Maps of Terror: August 13-18, 2017



There was a pattern to the recent terror attacks: Turkish restaurants and sites.




During the week of August 13, 2017, there have been a series of terrorist attacks around Europe, EuroAsia, and Africa - in Spain, Turkey, Finland, Germany, and Burkina Faso. There have been many terrorist attacks, worldwide this August. (Please see here.)

Here is a brief overview of this week of terror, in words and maps, for some locations.




Several foreign nationals were among 18 people killed in a suspected Islamic extremist attack on a Turkish restaurant in Burkina Faso’s capital Sunday night, August 13, 2017.

Meanwhile, in Istanbul, Turkey, a suspected Daesh terrorist who had been arrested on suspicion of preparing to carry out a suicide bombing, stabbed to death a policeman on Sunday, August 13, 2017. The suspect was shot dead after killing the policeman, according to Turkey's Anadolu news agency.





On Thursday, August 17, 2017, the big media attention was on the terror attacks occurring in Barcelona, Cambrils, and Alcanar, Spain. Please note hostages reportedly taken at luna de Istanbul restaurant in Barcelona.



On Friday, August 18, 2017, a man was stabbed to death in a shop in Elberfeld, near Dusseldorf, Germany. The incident took place on Kipdorf in Wuppertal-Elberfeld, in the city in North Rhine-Westphalia.

Knifemen killed two people and targeted five women, including one pushing a baby in a pram, in a stabbing spree in Finland. Armed police scrambled to the middle of Turku as a knife-wielding group reportedly rampaged through the city – as a manhunt was launched to find the attackers.

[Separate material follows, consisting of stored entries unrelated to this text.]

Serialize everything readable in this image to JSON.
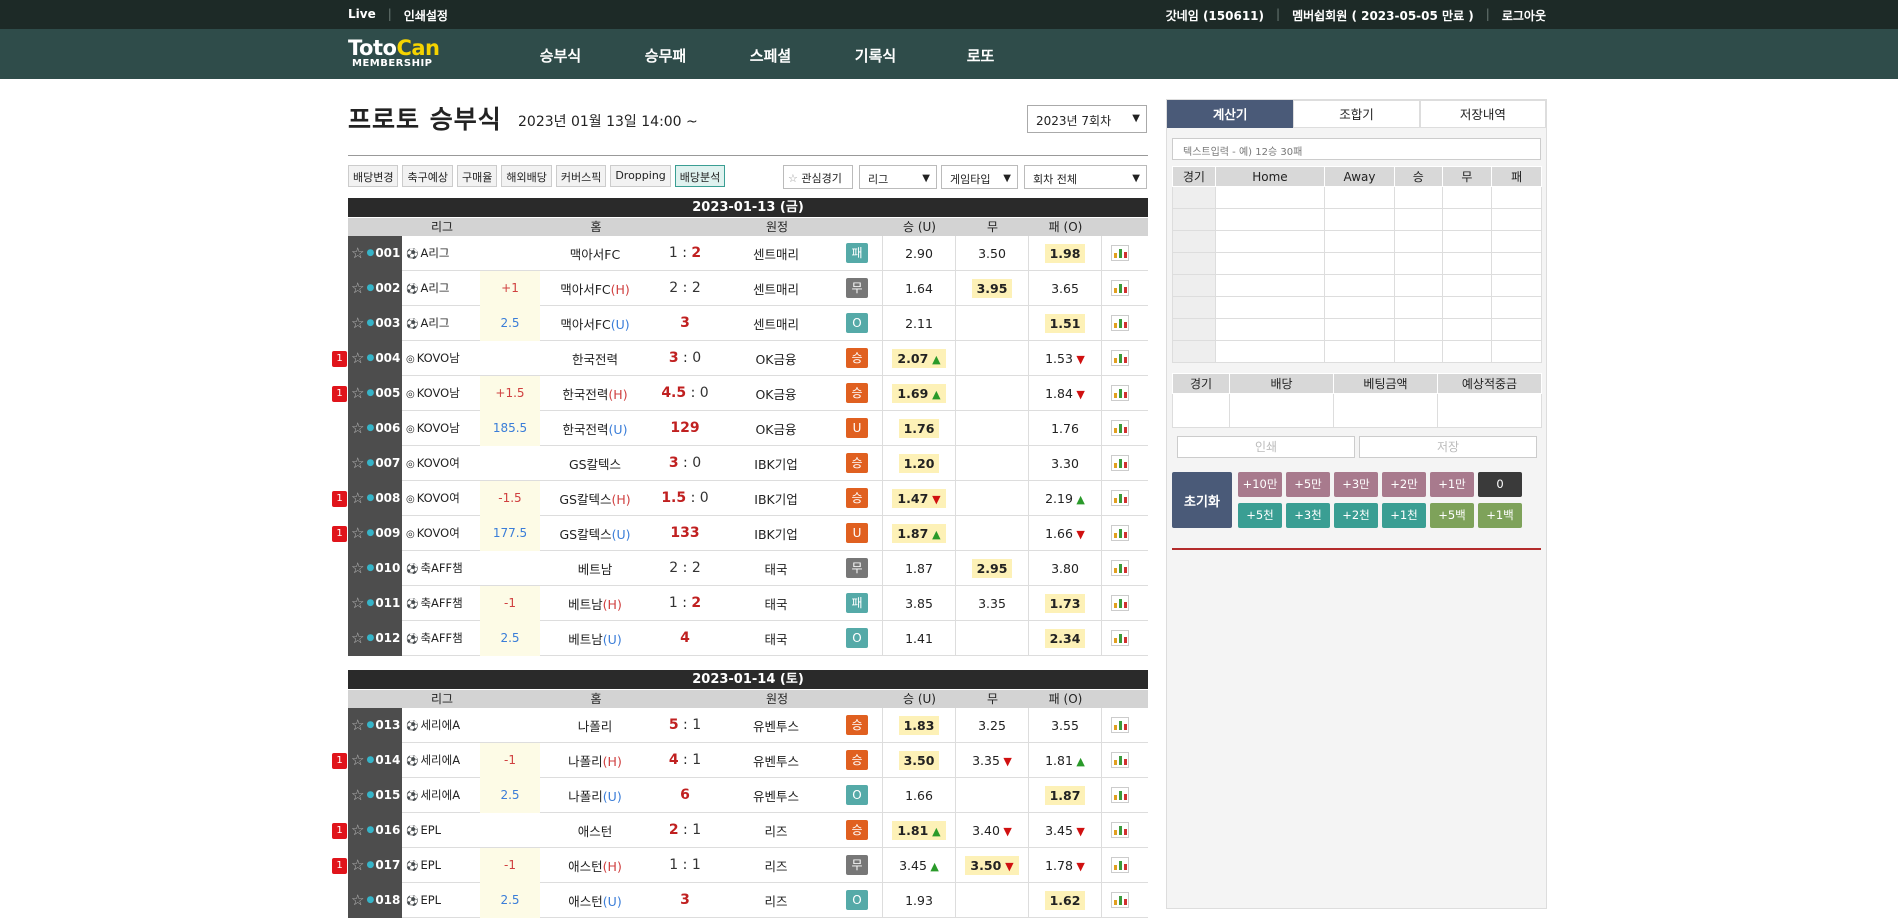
{
  "topbar": {
    "live": "Live",
    "print": "인쇄설정",
    "user": "갓네임 (150611)",
    "member": "멤버쉽회원 ( 2023-05-05 만료 )",
    "logout": "로그아웃"
  },
  "logo": {
    "main": "Toto",
    "accent": "Can",
    "sub": "MEMBERSHIP"
  },
  "menu": [
    "승부식",
    "승무패",
    "스페셜",
    "기록식",
    "로또"
  ],
  "page": {
    "title": "프로토 승부식",
    "subtitle": "2023년 01월 13일 14:00 ~",
    "round": "2023년 7회차"
  },
  "toolbar": {
    "buttons": [
      "배당변경",
      "축구예상",
      "구매율",
      "해외배당",
      "커버스픽",
      "Dropping",
      "배당분석"
    ],
    "fav": "관심경기",
    "league": "리그",
    "gametype": "게임타입",
    "roundAll": "회차 전체"
  },
  "cols": {
    "league": "리그",
    "home": "홈",
    "away": "원정",
    "win": "승 (U)",
    "draw": "무",
    "lose": "패 (O)"
  },
  "days": [
    {
      "label": "2023-01-13 (금)",
      "rows": [
        {
          "no": "001",
          "league": "A리그",
          "icon": "⚽",
          "hc": "",
          "home": "맥아서FC",
          "hs": "1",
          "as": "2",
          "away": "센트매리",
          "res": "패",
          "rc": "#55aaa8",
          "w": "2.90",
          "d": "3.50",
          "l": "1.98",
          "hl": "l",
          "flag": ""
        },
        {
          "no": "002",
          "league": "A리그",
          "icon": "⚽",
          "hc": "+1",
          "hcc": "#d04040",
          "home": "맥아서FC",
          "tag": "H",
          "hs": "2",
          "as": "2",
          "away": "센트매리",
          "res": "무",
          "rc": "#777",
          "w": "1.64",
          "d": "3.95",
          "l": "3.65",
          "hl": "d",
          "flag": ""
        },
        {
          "no": "003",
          "league": "A리그",
          "icon": "⚽",
          "hc": "2.5",
          "hcc": "#3a7dd8",
          "home": "맥아서FC",
          "tag": "U",
          "hs": "3",
          "as": "",
          "away": "센트매리",
          "res": "O",
          "rc": "#55aaa8",
          "w": "2.11",
          "d": "",
          "l": "1.51",
          "hl": "l",
          "flag": ""
        },
        {
          "no": "004",
          "league": "KOVO남",
          "icon": "◎",
          "hc": "",
          "home": "한국전력",
          "hs": "3",
          "as": "0",
          "away": "OK금융",
          "res": "승",
          "rc": "#e06020",
          "w": "2.07",
          "wa": "up",
          "d": "",
          "l": "1.53",
          "la": "dn",
          "hl": "w",
          "flag": "1"
        },
        {
          "no": "005",
          "league": "KOVO남",
          "icon": "◎",
          "hc": "+1.5",
          "hcc": "#d04040",
          "home": "한국전력",
          "tag": "H",
          "hs": "4.5",
          "as": "0",
          "away": "OK금융",
          "res": "승",
          "rc": "#e06020",
          "w": "1.69",
          "wa": "up",
          "d": "",
          "l": "1.84",
          "la": "dn",
          "hl": "w",
          "flag": "1"
        },
        {
          "no": "006",
          "league": "KOVO남",
          "icon": "◎",
          "hc": "185.5",
          "hcc": "#3a7dd8",
          "home": "한국전력",
          "tag": "U",
          "hs": "129",
          "as": "",
          "away": "OK금융",
          "res": "U",
          "rc": "#e06020",
          "w": "1.76",
          "d": "",
          "l": "1.76",
          "hl": "w",
          "flag": ""
        },
        {
          "no": "007",
          "league": "KOVO여",
          "icon": "◎",
          "hc": "",
          "home": "GS칼텍스",
          "hs": "3",
          "as": "0",
          "away": "IBK기업",
          "res": "승",
          "rc": "#e06020",
          "w": "1.20",
          "d": "",
          "l": "3.30",
          "hl": "w",
          "flag": ""
        },
        {
          "no": "008",
          "league": "KOVO여",
          "icon": "◎",
          "hc": "-1.5",
          "hcc": "#d04040",
          "home": "GS칼텍스",
          "tag": "H",
          "hs": "1.5",
          "as": "0",
          "away": "IBK기업",
          "res": "승",
          "rc": "#e06020",
          "w": "1.47",
          "wa": "dn",
          "d": "",
          "l": "2.19",
          "la": "up",
          "hl": "w",
          "flag": "1"
        },
        {
          "no": "009",
          "league": "KOVO여",
          "icon": "◎",
          "hc": "177.5",
          "hcc": "#3a7dd8",
          "home": "GS칼텍스",
          "tag": "U",
          "hs": "133",
          "as": "",
          "away": "IBK기업",
          "res": "U",
          "rc": "#e06020",
          "w": "1.87",
          "wa": "up",
          "d": "",
          "l": "1.66",
          "la": "dn",
          "hl": "w",
          "flag": "1"
        },
        {
          "no": "010",
          "league": "축AFF챔",
          "icon": "⚽",
          "hc": "",
          "home": "베트남",
          "hs": "2",
          "as": "2",
          "away": "태국",
          "res": "무",
          "rc": "#777",
          "w": "1.87",
          "d": "2.95",
          "l": "3.80",
          "hl": "d",
          "flag": ""
        },
        {
          "no": "011",
          "league": "축AFF챔",
          "icon": "⚽",
          "hc": "-1",
          "hcc": "#d04040",
          "home": "베트남",
          "tag": "H",
          "hs": "1",
          "as": "2",
          "away": "태국",
          "res": "패",
          "rc": "#55aaa8",
          "w": "3.85",
          "d": "3.35",
          "l": "1.73",
          "hl": "l",
          "flag": ""
        },
        {
          "no": "012",
          "league": "축AFF챔",
          "icon": "⚽",
          "hc": "2.5",
          "hcc": "#3a7dd8",
          "home": "베트남",
          "tag": "U",
          "hs": "4",
          "as": "",
          "away": "태국",
          "res": "O",
          "rc": "#55aaa8",
          "w": "1.41",
          "d": "",
          "l": "2.34",
          "hl": "l",
          "flag": ""
        }
      ]
    },
    {
      "label": "2023-01-14 (토)",
      "rows": [
        {
          "no": "013",
          "league": "세리에A",
          "icon": "⚽",
          "hc": "",
          "home": "나폴리",
          "hs": "5",
          "as": "1",
          "away": "유벤투스",
          "res": "승",
          "rc": "#e06020",
          "w": "1.83",
          "d": "3.25",
          "l": "3.55",
          "hl": "w",
          "flag": ""
        },
        {
          "no": "014",
          "league": "세리에A",
          "icon": "⚽",
          "hc": "-1",
          "hcc": "#d04040",
          "home": "나폴리",
          "tag": "H",
          "hs": "4",
          "as": "1",
          "away": "유벤투스",
          "res": "승",
          "rc": "#e06020",
          "w": "3.50",
          "d": "3.35",
          "da": "dn",
          "l": "1.81",
          "la": "up",
          "hl": "w",
          "flag": "1"
        },
        {
          "no": "015",
          "league": "세리에A",
          "icon": "⚽",
          "hc": "2.5",
          "hcc": "#3a7dd8",
          "home": "나폴리",
          "tag": "U",
          "hs": "6",
          "as": "",
          "away": "유벤투스",
          "res": "O",
          "rc": "#55aaa8",
          "w": "1.66",
          "d": "",
          "l": "1.87",
          "hl": "l",
          "flag": ""
        },
        {
          "no": "016",
          "league": "EPL",
          "icon": "⚽",
          "hc": "",
          "home": "애스턴",
          "hs": "2",
          "as": "1",
          "away": "리즈",
          "res": "승",
          "rc": "#e06020",
          "w": "1.81",
          "wa": "up",
          "d": "3.40",
          "da": "dn",
          "l": "3.45",
          "la": "dn",
          "hl": "w",
          "flag": "1"
        },
        {
          "no": "017",
          "league": "EPL",
          "icon": "⚽",
          "hc": "-1",
          "hcc": "#d04040",
          "home": "애스턴",
          "tag": "H",
          "hs": "1",
          "as": "1",
          "away": "리즈",
          "res": "무",
          "rc": "#777",
          "w": "3.45",
          "wa": "up",
          "d": "3.50",
          "da": "dn",
          "l": "1.78",
          "la": "dn",
          "hl": "d",
          "flag": "1"
        },
        {
          "no": "018",
          "league": "EPL",
          "icon": "⚽",
          "hc": "2.5",
          "hcc": "#3a7dd8",
          "home": "애스턴",
          "tag": "U",
          "hs": "3",
          "as": "",
          "away": "리즈",
          "res": "O",
          "rc": "#55aaa8",
          "w": "1.93",
          "d": "",
          "l": "1.62",
          "hl": "l",
          "flag": ""
        }
      ]
    }
  ],
  "side": {
    "tabs": [
      "계산기",
      "조합기",
      "저장내역"
    ],
    "text": "텍스트입력 - 예) 12승 30패",
    "grid": [
      "경기",
      "Home",
      "Away",
      "승",
      "무",
      "패"
    ],
    "bet": [
      "경기",
      "배당",
      "베팅금액",
      "예상적중금"
    ],
    "print": "인쇄",
    "save": "저장",
    "reset": "초기화",
    "keys1": [
      "+10만",
      "+5만",
      "+3만",
      "+2만",
      "+1만",
      "0"
    ],
    "keys2": [
      "+5천",
      "+3천",
      "+2천",
      "+1천",
      "+5백",
      "+1백"
    ]
  }
}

You will note that in four of these attacks - an Istanbul restaurant in Spain, a Turkish restaurant in Africa, locations in Turkey, and in the Finnish city of Turka, the Turkish link & name game is there.

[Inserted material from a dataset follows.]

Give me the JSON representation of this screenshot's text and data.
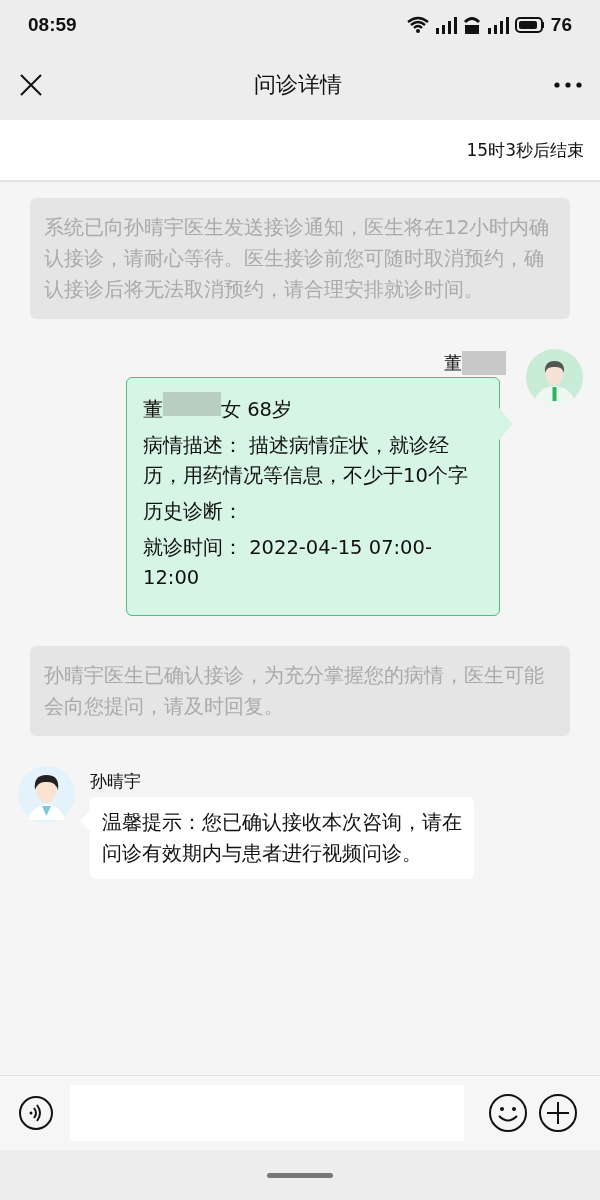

Turku is a city on the southwest coast of Finland at the mouth of the Aura River, in the region of Southwest Finland. Turku, as a town, was settled during the 13th century and founded most likely at the end of the 13th century, making it the oldest city in Finland.

The Finnish name Turku originates from an Old East Slavic word, tǔrgǔ, meaning "market place." The word turku still means "market place" in some Finnish dialects. The Swedish word for "market place" is torg, and was probably borrowed from Old East Slavic, and was present already in Old Swedish.

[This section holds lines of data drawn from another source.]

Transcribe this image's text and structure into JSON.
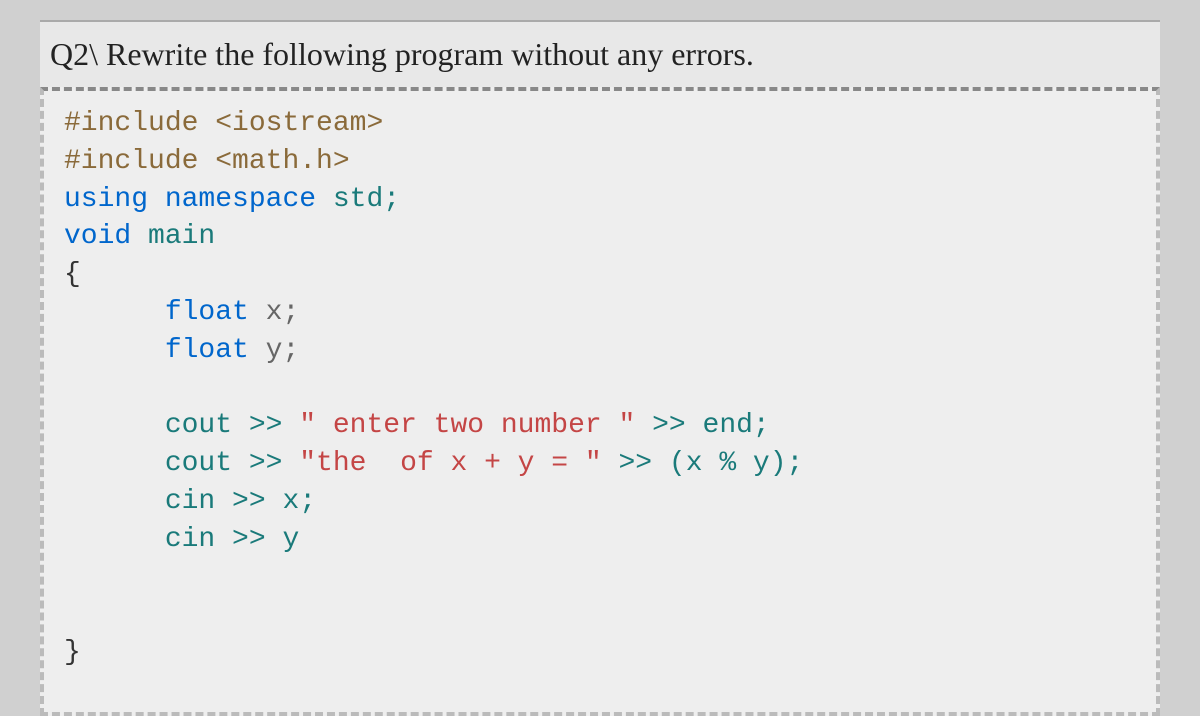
{
  "question": {
    "label": "Q2\\ Rewrite the following program without any errors."
  },
  "code": {
    "line1_pre": "#include ",
    "line1_lib": "<iostream>",
    "line2_pre": "#include ",
    "line2_lib": "<math.h>",
    "line3_using": "using ",
    "line3_ns": "namespace",
    "line3_std": " std;",
    "line4_void": "void",
    "line4_main": " main",
    "line5": "{",
    "line6_type": "float",
    "line6_var": " x;",
    "line7_type": "float",
    "line7_var": " y;",
    "blank": "",
    "line8_cout": "cout >> ",
    "line8_str": "\" enter two number \"",
    "line8_end": " >> end;",
    "line9_cout": "cout >> ",
    "line9_str": "\"the  of x + y = \"",
    "line9_end": " >> (x % y);",
    "line10": "cin >> x;",
    "line11": "cin >> y",
    "line12": "}"
  }
}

The name of Turkey is based on the ethnonym Türk. The first recorded use of the term "Türk" or "Türük" as an autonym is contained in the Old Turkic inscriptions of the Göktürks (Celestial Turks) of Central Asia (c. 8th century). The English name Turkey first appeared in the late 14th century and is derived from Medieval Latin Turchia.

The Greek cognate of this name, Tourkia (Greek: Τουρκία) was used by the Byzantine emperor and scholar Constantine VII Porphyrogenitus in his book De Administrando Imperio, though in his use, "Turks" always referred to Magyars. Similarly, the medieval Khazar Empire, a Turkic state on the northern shores of the Black and Caspian seas, was referred to as Tourkia (Land of the Turks) in Byzantine sources. The medieval Arabs referred to the Mamluk Sultanate as al-Dawla al-Turkiyya (State of Turkey). The Ottoman Empire was sometimes referred to as Turkey or the Turkish Empire among its European contemporaries

The recent past....


The following map published in 2015 predicted areas that might experience terrorist attacks.











1 comment:

  1. "four of these attacks - an Istanbul restaurant in Spain, a Turkish restaurant in Africa, locations in Turkey, and in the Finnish city of Turka, the Turkish link & name game is there." The Finnish city is Turku, not Turka.